Leaders of the unions which represent the city’s public safety employees say less than 50 percent of their members intend to comply with the mandate. The worry for many Phoenix residents is that experienced police officers, firefighters, and other critical service employees will seek jobs in other communities.
“Phoenix public safety is already in a crisis,” says Hamilton, a city resident. “Police and Fire are both terribly short-staffed and 911 response times are horrific. The mandate will crush public safety and the most vital city services like trash, water, and infrastructure.”
Some city employees are expected to meet Tuesday morning with a handful of state lawmakers prior to the Heroes Freedom March to discuss the city’s actions, according to Sen.
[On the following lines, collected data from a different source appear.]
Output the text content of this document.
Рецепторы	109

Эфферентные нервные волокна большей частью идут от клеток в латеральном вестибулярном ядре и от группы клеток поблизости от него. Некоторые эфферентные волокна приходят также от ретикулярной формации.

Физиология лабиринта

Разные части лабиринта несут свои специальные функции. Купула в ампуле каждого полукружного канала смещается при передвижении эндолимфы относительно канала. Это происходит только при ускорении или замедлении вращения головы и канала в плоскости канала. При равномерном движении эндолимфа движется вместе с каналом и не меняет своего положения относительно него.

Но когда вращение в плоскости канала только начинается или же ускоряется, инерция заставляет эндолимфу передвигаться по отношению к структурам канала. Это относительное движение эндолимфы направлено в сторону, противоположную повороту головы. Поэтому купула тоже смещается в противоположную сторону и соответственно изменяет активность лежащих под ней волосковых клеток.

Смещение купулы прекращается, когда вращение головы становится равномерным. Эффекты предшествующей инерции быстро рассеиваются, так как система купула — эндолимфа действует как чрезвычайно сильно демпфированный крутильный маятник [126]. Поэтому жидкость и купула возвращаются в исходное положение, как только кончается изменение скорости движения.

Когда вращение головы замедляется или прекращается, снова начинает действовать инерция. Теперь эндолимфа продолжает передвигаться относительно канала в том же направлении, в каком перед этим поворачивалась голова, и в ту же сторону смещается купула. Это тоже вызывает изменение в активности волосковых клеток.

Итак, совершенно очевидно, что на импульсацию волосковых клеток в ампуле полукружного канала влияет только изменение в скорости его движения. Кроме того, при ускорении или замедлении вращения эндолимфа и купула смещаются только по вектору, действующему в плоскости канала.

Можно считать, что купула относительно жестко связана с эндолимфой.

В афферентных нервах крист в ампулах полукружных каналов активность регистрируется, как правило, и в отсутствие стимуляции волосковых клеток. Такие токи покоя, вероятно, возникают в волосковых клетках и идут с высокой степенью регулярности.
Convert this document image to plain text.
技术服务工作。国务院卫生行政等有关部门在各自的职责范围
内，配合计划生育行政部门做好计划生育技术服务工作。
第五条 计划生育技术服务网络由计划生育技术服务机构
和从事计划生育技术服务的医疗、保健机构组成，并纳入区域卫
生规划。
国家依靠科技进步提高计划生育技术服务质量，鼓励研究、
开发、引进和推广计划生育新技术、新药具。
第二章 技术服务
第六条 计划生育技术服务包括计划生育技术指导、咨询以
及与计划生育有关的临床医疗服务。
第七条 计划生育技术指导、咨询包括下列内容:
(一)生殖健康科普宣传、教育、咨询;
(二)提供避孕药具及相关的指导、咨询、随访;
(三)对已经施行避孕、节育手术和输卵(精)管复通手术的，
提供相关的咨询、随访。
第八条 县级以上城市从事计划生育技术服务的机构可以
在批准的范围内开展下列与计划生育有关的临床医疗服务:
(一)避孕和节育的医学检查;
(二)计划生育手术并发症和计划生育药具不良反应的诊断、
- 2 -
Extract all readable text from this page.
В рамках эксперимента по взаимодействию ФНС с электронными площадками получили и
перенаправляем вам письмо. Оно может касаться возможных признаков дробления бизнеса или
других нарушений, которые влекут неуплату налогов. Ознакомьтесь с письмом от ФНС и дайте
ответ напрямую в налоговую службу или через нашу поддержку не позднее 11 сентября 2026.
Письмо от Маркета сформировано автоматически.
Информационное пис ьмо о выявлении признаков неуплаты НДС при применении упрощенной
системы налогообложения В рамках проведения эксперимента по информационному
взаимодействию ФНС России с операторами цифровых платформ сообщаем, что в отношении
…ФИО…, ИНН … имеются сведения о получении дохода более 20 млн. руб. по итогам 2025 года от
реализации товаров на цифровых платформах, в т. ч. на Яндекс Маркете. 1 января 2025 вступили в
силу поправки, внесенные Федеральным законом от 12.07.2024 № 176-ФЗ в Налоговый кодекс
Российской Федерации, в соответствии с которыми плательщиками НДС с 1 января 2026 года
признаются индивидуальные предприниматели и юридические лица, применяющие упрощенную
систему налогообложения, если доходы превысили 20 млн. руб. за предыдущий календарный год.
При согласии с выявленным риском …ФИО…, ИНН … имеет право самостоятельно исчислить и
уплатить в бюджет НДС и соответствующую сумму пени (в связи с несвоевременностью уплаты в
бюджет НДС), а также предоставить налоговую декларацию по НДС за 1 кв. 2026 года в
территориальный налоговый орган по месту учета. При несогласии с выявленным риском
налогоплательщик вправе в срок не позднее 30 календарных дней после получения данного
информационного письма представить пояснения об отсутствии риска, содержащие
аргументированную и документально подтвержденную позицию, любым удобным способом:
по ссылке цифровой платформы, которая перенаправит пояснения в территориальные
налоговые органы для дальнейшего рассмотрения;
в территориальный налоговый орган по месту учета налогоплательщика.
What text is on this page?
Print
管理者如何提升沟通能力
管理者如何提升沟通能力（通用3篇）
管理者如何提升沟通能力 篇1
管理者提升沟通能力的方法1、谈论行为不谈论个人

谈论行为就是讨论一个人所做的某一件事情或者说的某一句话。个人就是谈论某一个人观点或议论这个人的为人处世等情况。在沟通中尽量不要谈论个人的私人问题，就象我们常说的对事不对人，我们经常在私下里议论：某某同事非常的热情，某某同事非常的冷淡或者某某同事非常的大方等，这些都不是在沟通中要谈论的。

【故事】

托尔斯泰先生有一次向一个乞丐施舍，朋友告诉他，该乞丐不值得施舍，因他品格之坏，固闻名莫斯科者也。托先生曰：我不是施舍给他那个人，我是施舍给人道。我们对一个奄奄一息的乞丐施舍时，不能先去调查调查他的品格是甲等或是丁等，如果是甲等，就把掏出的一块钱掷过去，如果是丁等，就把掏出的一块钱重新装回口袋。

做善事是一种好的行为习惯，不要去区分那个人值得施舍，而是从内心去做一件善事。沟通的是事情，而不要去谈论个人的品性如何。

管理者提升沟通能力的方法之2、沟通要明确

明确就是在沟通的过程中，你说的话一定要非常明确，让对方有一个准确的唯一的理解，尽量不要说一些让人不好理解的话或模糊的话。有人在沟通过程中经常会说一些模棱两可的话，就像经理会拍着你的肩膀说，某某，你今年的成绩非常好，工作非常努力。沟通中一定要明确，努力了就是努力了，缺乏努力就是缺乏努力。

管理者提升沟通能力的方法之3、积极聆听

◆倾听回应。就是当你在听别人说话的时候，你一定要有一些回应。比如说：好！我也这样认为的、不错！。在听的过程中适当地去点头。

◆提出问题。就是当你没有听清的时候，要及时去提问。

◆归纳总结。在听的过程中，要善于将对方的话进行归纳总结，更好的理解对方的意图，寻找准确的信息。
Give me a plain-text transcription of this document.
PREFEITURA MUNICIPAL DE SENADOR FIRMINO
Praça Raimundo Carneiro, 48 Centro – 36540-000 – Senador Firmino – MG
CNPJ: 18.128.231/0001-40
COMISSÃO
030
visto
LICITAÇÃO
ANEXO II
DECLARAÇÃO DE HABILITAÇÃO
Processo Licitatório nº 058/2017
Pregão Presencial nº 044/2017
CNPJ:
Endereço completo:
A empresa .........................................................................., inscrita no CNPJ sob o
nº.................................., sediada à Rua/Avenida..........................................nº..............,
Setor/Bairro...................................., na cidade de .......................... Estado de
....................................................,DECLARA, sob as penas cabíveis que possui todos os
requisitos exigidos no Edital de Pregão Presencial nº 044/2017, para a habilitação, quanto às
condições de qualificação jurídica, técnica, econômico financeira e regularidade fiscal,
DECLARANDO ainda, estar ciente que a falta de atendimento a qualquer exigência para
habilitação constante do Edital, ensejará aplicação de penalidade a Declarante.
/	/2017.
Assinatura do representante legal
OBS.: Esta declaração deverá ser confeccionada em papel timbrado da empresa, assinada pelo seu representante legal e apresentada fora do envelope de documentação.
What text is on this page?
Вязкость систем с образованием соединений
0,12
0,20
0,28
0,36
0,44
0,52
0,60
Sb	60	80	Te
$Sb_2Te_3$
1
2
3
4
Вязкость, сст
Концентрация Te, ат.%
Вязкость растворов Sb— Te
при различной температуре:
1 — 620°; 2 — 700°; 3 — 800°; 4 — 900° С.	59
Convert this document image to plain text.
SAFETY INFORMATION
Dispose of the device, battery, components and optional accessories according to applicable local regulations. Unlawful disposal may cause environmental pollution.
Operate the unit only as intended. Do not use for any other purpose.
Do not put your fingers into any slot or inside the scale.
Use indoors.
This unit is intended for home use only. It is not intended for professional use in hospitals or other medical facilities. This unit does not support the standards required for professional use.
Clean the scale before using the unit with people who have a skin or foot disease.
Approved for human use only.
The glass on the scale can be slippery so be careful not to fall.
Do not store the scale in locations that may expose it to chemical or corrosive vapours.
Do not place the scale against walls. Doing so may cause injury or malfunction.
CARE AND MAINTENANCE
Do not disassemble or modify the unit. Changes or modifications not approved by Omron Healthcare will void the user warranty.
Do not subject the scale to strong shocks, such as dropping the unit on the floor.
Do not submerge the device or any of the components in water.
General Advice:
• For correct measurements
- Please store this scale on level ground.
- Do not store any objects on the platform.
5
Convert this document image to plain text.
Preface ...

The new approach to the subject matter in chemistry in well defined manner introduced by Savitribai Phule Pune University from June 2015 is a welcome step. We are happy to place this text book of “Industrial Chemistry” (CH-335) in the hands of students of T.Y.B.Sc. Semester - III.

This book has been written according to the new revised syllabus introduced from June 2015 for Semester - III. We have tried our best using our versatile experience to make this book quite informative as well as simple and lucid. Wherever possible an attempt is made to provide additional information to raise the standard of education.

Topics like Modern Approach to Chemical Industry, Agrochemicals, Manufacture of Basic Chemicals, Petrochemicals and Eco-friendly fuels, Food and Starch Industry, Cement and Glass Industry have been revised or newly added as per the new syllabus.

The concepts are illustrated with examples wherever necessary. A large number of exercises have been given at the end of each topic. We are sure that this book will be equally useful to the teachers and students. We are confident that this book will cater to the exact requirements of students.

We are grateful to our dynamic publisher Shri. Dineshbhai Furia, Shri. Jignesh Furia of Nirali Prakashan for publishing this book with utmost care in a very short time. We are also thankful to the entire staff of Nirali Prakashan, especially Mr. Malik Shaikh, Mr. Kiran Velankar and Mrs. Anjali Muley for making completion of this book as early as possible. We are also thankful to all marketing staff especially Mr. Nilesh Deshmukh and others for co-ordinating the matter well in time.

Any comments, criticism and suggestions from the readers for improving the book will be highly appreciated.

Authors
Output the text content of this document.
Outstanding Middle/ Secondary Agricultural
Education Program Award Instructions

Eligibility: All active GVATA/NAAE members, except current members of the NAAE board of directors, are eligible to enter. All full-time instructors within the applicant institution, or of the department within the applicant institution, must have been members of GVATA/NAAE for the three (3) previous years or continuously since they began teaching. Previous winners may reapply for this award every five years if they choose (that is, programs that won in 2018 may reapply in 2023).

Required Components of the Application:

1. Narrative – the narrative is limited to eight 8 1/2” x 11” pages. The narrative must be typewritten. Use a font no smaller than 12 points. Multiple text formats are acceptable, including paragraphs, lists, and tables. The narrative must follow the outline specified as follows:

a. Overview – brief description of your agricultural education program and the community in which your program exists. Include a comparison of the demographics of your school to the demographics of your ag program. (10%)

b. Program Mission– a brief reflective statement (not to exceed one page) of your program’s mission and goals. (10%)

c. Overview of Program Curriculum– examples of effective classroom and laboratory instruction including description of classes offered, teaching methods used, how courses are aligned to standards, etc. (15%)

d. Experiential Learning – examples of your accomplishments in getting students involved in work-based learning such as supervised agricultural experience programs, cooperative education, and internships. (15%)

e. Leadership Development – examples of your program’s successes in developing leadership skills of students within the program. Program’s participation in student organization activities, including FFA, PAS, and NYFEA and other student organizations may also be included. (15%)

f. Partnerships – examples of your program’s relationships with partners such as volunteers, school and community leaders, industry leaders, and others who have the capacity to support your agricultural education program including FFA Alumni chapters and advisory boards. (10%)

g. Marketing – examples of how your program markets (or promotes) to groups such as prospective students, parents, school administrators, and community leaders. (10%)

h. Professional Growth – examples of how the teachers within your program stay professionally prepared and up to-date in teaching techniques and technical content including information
Kelly Townsend (R-LD16).
For Cody, he was one of 84 employees for Salt River FD who were notified in late August of a vaccination mandate imposed by the Salt River Pima-Maricopa Indian Community (SRPMIC) tribal council. He then spent the next 40 days reflecting on whether the vaccine was the right thing for him and his family.
“We were really hoping it would be a bluff but there was no letting up,” Cody told radio host James T. Harris on Monday. Cody explained that his two requests for medical exemptions were denied, and Salt River tribal leaders refused to consider religious or spiritual exemptions.
In the end, four firefighters were terminated for non-compliance of a vaccination mandate which was never imposed on tribal members nor the employees of Talking Stick Resort and Casino which is also owned by SRPMIC.
KIMBALL CODY INTERVIEW:
Cody, who lives in east Mesa, told Harris he is speaking at the Heroes Freedom March to help Arizonans understand the negative impacts vaccine employment mandates are having.
“This mandate is real. My wife interacts with your wife. My kids go to school with your kids,” Cody said. “This is not a mandate in California or New York or some far away land. This is a mandate that is effecting real people right here and right now.”
Cody also wants to encourage Arizonans to contact Gov. Doug Ducey and their state legislators with a demand for a special session to enable passage of anti-mandate legislation.
Hamilton says EZAZ.org is hoping for legislation or court action against all vaccination mandates in Arizona before Christmas. “Families deserve to have this mandate put to rest so they can enjoy the holidays without worry,” she told AZ Free News.